Flash floods in US east coast as Tropical Storm Henri makes landfall

Martha Fairlie reports as millions of Americans are urged to find safety

Flash floods have swept the US north east coast as Tropical Storm Henri made landfall, with millions fearing they could be about to experience the worst storm in decades.

The storm was downgraded from a hurricane on Sunday, but it still had sustained winds of about 60 mph and gusts of up to 70 mph when it hit the United States.

The high winds knocked out power to tens of thousands of homes and bands of rain led to flash flooding from New Jersey to Massachusetts.

Millions on New York’s Long Island and in southern New England braced for the possibility of flooding, toppled trees and extended power outages.

National Grid reported 74,000 customers without power in Rhode Island and EverSource is reporting nearly 20,000 customers out in Connecticut.

Several major bridges in Rhode Island, which stitch together much of the state, were briefly shuttered Sunday, and some coastal roads were nearly impassable. Hurricane warnings have been extended from coastal Connecticut and Rhode Island to near the old whaling port of New Bedford, Massachusetts, and across the luxurious estates of New York’s Hamptons to the summer getaway of Fire Island.

The first thunderstorms bringing what could be up to 15 cm of rain arrived late Saturday, and flash flooding began in some areas overnight. Bands of heavy rain overwhelmed storm drains and drivers plowed through foot-deep water in a few spots in New York City, and New Jersey's Newark and Hoboken. Tropical storm-intensity winds were expected to begin striking the coast at around 8 am.

Residents and visitors on Fire Island, a narrow strip of sandy villages barely above sea level off Long Island’s southern coast, were urged to evacuate. The last boats out left before 11 pm Saturday and officials warned there might be no way to reach people left behind.

The evacuation threw a wrench into Kristen Pavese’s planned Fire Island bachelorette party. The group of 10 had intended to celebrate Saturday night, but ended up leaving on the ferry just a day after arriving. They had planned to stay until Monday.

“I’m upset about it, but it’s the weather. It’s nothing I can control,” said Pavese, a Long Island resident. “I’ve been going to Fire Island for a long time, so I’m sort of familiar with this happening.”

Approaching severe weather on Saturday night also cut short a superstar-laden concert in Central Park. The show headlined by Bruce Springsteen, Paul Simon and Jennifer Hudson was meant to celebrate New York City’s recovery from the coronavirus. But officials asked concertgoers to leave the park during Barry Manilow’s set amid the threat of lightning.

Barry Manilow's set is cut short as Henri thwarts a Central Park concert

Governor Andrew Cuomo, set to leave office Monday after resigning over a sexual harassment scandal, emerged on Saturday to plead with New York residents to make last-minute preparations, warning that heavy rain, wind and storm surge from Henri could be as devastating as Superstorm Sandy back in 2012.

“We have short notice. We’re talking about tomorrow,” Cuomo said in one of his final forays before TV cameras, a setting that shot him to fame during the worst of the pandemic last year.

“So if you have to move, if you have to stock up, if you have to get to higher ground, it has to be today. Please.”

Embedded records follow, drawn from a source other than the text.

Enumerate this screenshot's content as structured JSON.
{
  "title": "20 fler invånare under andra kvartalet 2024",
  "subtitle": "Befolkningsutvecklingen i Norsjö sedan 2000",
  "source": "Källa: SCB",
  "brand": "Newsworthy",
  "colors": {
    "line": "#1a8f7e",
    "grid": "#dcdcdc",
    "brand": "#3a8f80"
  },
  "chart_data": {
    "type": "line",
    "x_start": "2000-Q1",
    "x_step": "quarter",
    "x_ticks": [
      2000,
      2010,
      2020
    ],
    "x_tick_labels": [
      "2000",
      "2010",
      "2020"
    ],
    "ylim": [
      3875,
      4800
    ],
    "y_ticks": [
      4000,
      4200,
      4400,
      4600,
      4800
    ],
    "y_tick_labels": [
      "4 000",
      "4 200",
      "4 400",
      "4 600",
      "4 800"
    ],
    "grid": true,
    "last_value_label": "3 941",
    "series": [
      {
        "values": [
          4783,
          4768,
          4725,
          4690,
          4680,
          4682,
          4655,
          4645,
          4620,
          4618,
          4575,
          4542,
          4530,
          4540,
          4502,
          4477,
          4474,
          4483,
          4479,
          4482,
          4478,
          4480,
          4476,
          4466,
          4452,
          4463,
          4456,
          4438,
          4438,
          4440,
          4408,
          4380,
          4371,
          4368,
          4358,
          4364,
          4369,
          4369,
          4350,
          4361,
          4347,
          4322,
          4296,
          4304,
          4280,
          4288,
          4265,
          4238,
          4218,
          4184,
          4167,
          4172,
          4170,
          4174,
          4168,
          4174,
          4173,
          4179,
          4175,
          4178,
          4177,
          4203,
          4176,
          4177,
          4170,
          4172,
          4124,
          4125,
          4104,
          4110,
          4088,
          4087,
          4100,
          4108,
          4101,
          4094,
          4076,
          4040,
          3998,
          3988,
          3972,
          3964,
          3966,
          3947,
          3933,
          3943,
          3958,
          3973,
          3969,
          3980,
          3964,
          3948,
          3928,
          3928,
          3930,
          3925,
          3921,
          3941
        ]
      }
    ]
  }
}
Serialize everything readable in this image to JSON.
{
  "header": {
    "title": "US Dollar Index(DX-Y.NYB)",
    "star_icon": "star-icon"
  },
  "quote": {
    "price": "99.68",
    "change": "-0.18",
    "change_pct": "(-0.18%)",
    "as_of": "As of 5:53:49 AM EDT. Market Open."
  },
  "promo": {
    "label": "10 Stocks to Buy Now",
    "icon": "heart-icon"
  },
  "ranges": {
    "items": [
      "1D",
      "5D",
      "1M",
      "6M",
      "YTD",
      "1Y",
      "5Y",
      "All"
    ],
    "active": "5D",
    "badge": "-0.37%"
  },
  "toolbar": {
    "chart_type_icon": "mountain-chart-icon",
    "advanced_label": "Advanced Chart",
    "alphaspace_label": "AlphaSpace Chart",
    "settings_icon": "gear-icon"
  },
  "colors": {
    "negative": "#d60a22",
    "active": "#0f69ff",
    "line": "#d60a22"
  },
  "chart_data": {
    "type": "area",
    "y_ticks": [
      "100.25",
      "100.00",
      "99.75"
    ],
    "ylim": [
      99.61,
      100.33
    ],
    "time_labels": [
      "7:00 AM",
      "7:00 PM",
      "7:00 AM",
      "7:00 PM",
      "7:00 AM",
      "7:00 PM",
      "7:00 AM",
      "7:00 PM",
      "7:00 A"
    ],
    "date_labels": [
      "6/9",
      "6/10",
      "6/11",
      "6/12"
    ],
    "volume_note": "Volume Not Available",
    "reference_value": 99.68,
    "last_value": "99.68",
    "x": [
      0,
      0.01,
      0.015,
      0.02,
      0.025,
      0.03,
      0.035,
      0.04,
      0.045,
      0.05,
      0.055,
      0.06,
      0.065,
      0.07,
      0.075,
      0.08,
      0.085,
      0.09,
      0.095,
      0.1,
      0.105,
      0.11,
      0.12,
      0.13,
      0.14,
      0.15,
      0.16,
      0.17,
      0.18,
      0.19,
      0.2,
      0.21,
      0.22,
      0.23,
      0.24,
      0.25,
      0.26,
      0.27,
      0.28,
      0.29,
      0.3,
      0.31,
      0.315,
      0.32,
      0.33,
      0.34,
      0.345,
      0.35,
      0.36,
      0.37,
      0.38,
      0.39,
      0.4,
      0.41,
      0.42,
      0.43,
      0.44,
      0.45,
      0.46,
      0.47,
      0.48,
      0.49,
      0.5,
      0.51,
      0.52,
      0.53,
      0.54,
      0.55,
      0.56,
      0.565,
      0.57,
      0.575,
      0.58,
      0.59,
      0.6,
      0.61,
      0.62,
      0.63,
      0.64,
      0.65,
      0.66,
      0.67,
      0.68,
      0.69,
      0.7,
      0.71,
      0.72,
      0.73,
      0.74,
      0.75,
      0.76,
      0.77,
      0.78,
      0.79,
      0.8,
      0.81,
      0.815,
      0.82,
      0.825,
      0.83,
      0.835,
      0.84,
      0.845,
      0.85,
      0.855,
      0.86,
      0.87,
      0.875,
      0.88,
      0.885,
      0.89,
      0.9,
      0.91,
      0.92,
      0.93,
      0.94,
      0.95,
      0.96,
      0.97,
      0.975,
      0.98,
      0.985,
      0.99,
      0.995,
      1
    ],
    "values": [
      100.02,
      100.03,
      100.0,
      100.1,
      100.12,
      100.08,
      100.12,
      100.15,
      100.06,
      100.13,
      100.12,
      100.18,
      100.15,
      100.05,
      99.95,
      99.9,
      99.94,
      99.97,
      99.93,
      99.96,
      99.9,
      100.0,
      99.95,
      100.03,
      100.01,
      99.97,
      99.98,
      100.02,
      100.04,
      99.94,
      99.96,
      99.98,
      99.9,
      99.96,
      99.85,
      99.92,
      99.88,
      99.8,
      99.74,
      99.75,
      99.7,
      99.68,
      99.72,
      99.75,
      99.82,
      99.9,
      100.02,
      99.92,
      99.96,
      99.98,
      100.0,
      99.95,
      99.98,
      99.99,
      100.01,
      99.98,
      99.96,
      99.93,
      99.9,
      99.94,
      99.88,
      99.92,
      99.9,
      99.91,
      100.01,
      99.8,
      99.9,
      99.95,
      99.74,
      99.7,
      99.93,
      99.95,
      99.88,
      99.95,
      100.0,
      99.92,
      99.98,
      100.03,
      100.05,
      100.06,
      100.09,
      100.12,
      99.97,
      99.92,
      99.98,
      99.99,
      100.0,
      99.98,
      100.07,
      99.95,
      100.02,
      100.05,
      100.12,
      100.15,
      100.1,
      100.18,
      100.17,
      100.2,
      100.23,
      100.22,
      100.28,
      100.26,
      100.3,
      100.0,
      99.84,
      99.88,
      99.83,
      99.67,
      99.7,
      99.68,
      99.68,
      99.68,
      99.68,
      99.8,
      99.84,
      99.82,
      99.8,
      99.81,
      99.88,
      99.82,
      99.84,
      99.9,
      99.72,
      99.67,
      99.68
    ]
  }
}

Major airports in the region remained open as the storm approached, though hundreds of Sunday’s flights were cancelled. Service on some branches of New York City’s commuter rail system was suspended through Sunday, as was Amtrak service between New York and Boston. The White House said President Joe Biden discussed preparations with northeastern governors and that New York Lieutenant Governor Kathy Hochul, who succeeds Cuomo on Tuesday, also participated. Biden later began approving emergency declarations with Rhode Island.

New York hasn’t had a direct hit from a powerful cyclone since Superstorm Sandy wreaked havoc in 2012. Some of the most important repairs from that storm have been completed, but many projects designed to protect against future storms remain unfinished.

James Masog and Gary Tavares board up the glass doors of a client's house in Charlestown, Rhode Island, ahead of Hurricane Henri's arrival. Credit: AP

Regardless of its exact landfall, broad impacts were expected across a large swath of the Northeast, extending inland to Hartford, Connecticut, and Albany, New York, and eastward to Cape Cod, which is teeming with tens of thousands of summer tourists. In the Hamptons, the celebrity playground on Long Island’s east end, officials warned of dangerous rip currents and flooding that’s likely to turn streets like the mansion-lined Dune Road into lagoons. “We have a lot of wealthy people. There’s no doubt that we do, but everybody pulls together in an emergency,” Jay Schneiderman, supervisor for Southampton, a town in the Hamptons, said.

“There are people hanging out on their yachts at the moment drinking martinis, but they’re also starting to talk about this storm and I’m sure they’re going to want to be helpful.”